La Russie veut autoriser la Banque centrale, Sberbank et d’autres infrastructures stratégiques à installer des systèmes anti-drones, brouiller les communications et armer leurs employés face à la multiplication des frappes ukrainiennes, alors que Kiev permet déjà à des entreprises privées d’abattre elles-mêmes des drones russes.
La Russie s’apprête à franchir une nouvelle étape dans la militarisation de ses infrastructures civiles. Selon Anatoly Aksakov, le président de la commission des marchés financiers de la Douma (l’Assemblée nationale russe), un projet de loi visant à protéger les installations de la Banque centrale russe contre les attaques de drones sera adopté « dans les plus brefs délais ».
Invité de RBC Radio, le député qui est également l’un des auteurs du texte a détaillé les mesures prévues. Les infrastructures concernées devront installer des systèmes de défense anti-drones à proximité de leurs bâtiments.
« Premièrement, ils utiliseront le brouillage pour rendre plus difficile le ciblage et l’attaque des drones, c’est-à-dire qu’ils supprimeront tous les signaux possibles. De plus, ils emploieront des moyens pour abattre ces drones », a-t-il expliqué.
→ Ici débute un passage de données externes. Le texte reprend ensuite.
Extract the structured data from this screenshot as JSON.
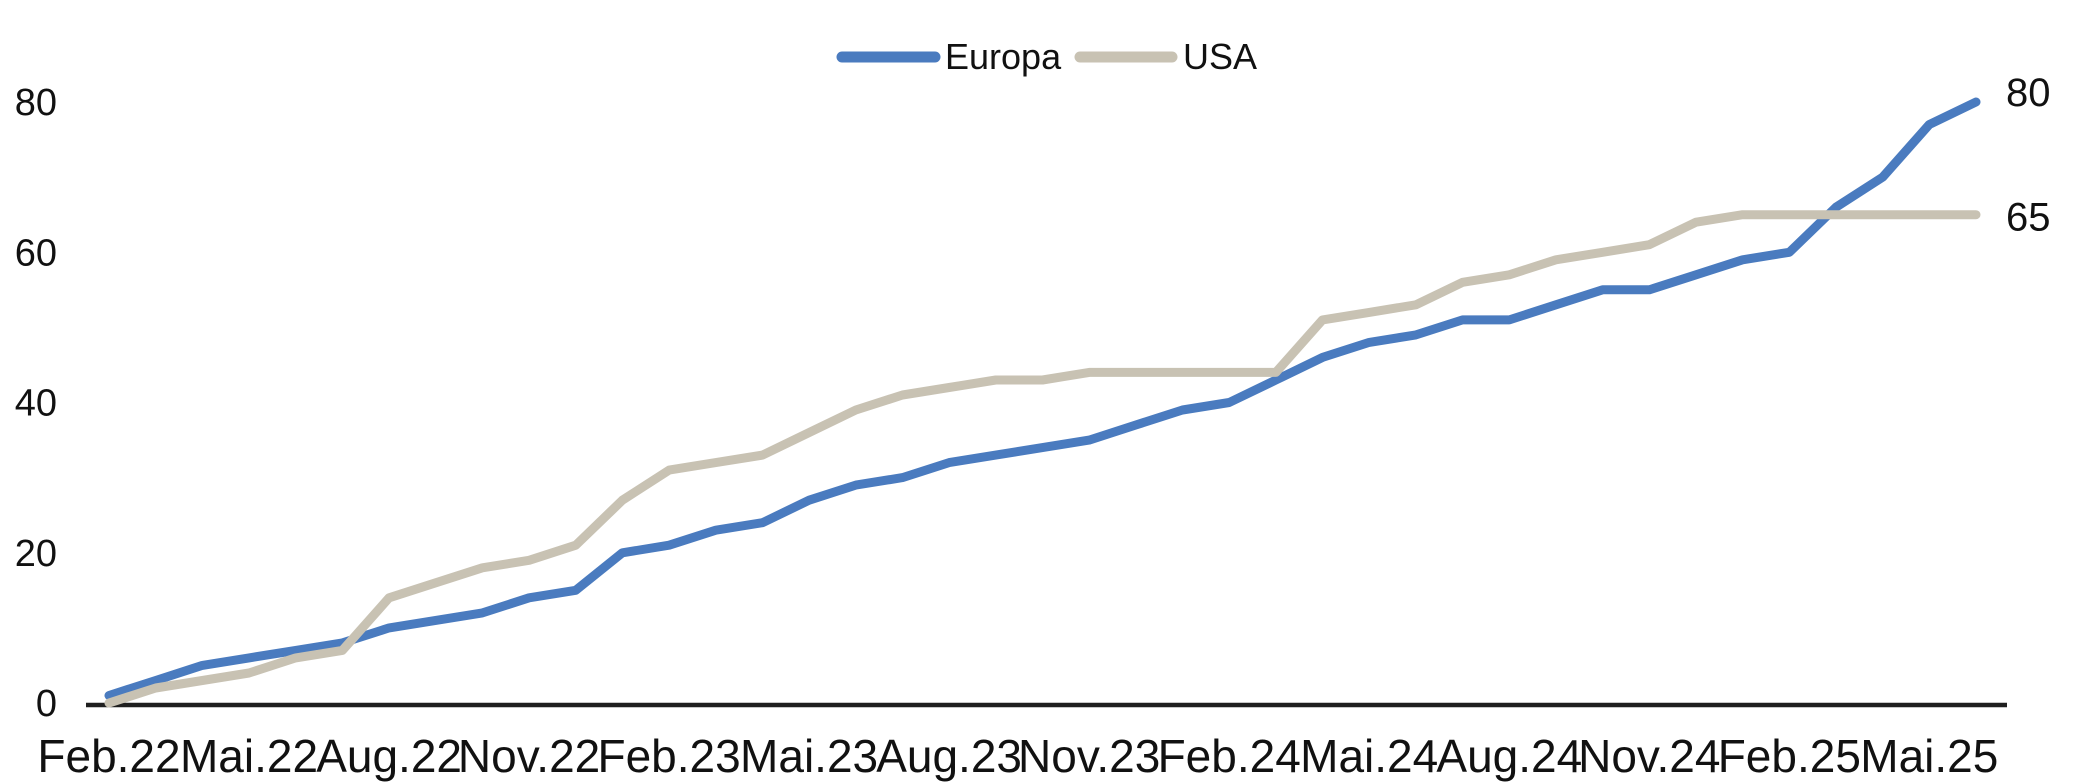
{
  "chart_data": {
    "type": "line",
    "title": "",
    "x_categories": [
      "Feb.22",
      "Mär.22",
      "Apr.22",
      "Mai.22",
      "Jun.22",
      "Jul.22",
      "Aug.22",
      "Sep.22",
      "Okt.22",
      "Nov.22",
      "Dez.22",
      "Jan.23",
      "Feb.23",
      "Mär.23",
      "Apr.23",
      "Mai.23",
      "Jun.23",
      "Jul.23",
      "Aug.23",
      "Sep.23",
      "Okt.23",
      "Nov.23",
      "Dez.23",
      "Jan.24",
      "Feb.24",
      "Mär.24",
      "Apr.24",
      "Mai.24",
      "Jun.24",
      "Jul.24",
      "Aug.24",
      "Sep.24",
      "Okt.24",
      "Nov.24",
      "Dez.24",
      "Jan.25",
      "Feb.25",
      "Mär.25",
      "Apr.25",
      "Mai.25",
      "Jun.25"
    ],
    "x_axis_tick_labels": [
      "Feb.22",
      "Mai.22",
      "Aug.22",
      "Nov.22",
      "Feb.23",
      "Mai.23",
      "Aug.23",
      "Nov.23",
      "Feb.24",
      "Mai.24",
      "Aug.24",
      "Nov.24",
      "Feb.25",
      "Mai.25"
    ],
    "x_tick_every": 3,
    "y_ticks": [
      0,
      20,
      40,
      60,
      80
    ],
    "ylim": [
      0,
      80
    ],
    "grid": false,
    "legend_position": "top-center",
    "series": [
      {
        "name": "Europa",
        "color": "#4a7bbf",
        "end_label": "80",
        "values": [
          1,
          3,
          5,
          6,
          7,
          8,
          10,
          11,
          12,
          14,
          15,
          20,
          21,
          23,
          24,
          27,
          29,
          30,
          32,
          33,
          34,
          35,
          37,
          39,
          40,
          43,
          46,
          48,
          49,
          51,
          51,
          53,
          55,
          55,
          57,
          59,
          60,
          66,
          70,
          77,
          80
        ]
      },
      {
        "name": "USA",
        "color": "#c8c2b3",
        "end_label": "65",
        "values": [
          0,
          2,
          3,
          4,
          6,
          7,
          14,
          16,
          18,
          19,
          21,
          27,
          31,
          32,
          33,
          36,
          39,
          41,
          42,
          43,
          43,
          44,
          44,
          44,
          44,
          44,
          51,
          52,
          53,
          56,
          57,
          59,
          60,
          61,
          64,
          65,
          65,
          65,
          65,
          65,
          65
        ]
      }
    ]
  },
  "colors": {
    "axis": "#1f1f1f",
    "text": "#111111",
    "background": "#ffffff"
  }
}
Le dispositif va plus loin qu’un simple système électronique de neutralisation. Selon Anatoly Aksakov, des armes seront également distribuées aux employés chargés de la protection des sites stratégiques comme le service spécial de courrier (pour acheminer des documents sensibles), la Banque de Russie, l’Association russe de collecte de fonds et la Sberbank, la plus grande banque de détail du pays.
Les banques paieront
Une évolution qui traduit la montée des inquiétudes russes face aux frappes ukrainiennes de longue portée qui visent régulièrement des infrastructures énergétiques, militaires ou financières sur le territoire russe. Le texte, déposé à la Douma en août 2025, avait initialement une portée limitée : il visait surtout à élargir les pouvoirs du service de sécurité de la Banque centrale pour empêcher les opérations de drones à proximité de ses installations. Mais lors de sa deuxième lecture, son champ d’application a été considérablement étendu. À la mi-mai, la commission parlementaire compétente a validé une version renforcée du projet de loi.
Le député russe souligne qu’un texte spécifique était nécessaire pour permettre à certaines infrastructures civiles de se défendre elles-mêmes.
« La Banque centrale, Sberbank et d’autres organismes ne disposaient pas de tels droits », a-t-il rappelé, en évoquant notamment les infrastructures de communication spéciales.
Autre élément notable, le financement de cette défense reposera directement sur les entreprises et institutions concernées.
« Si c’est la Banque centrale, alors c’est elle qui paiera; si c’est Sberbank, alors c’est Sberbank qui paiera », indique le député.
Cette évolution intervient alors que l’Ukraine multiplie les innovations dans le domaine de la guerre anti-drones. Kiev autorise désormais des entreprises privées à intercepter elles-mêmes des drones russes. Certaines sociétés ukrainiennes ont développé leurs propres capacités de détection et de neutralisation, l’une d’entre elles affirmant avoir abattu un drone volant à plus de 400 km/h.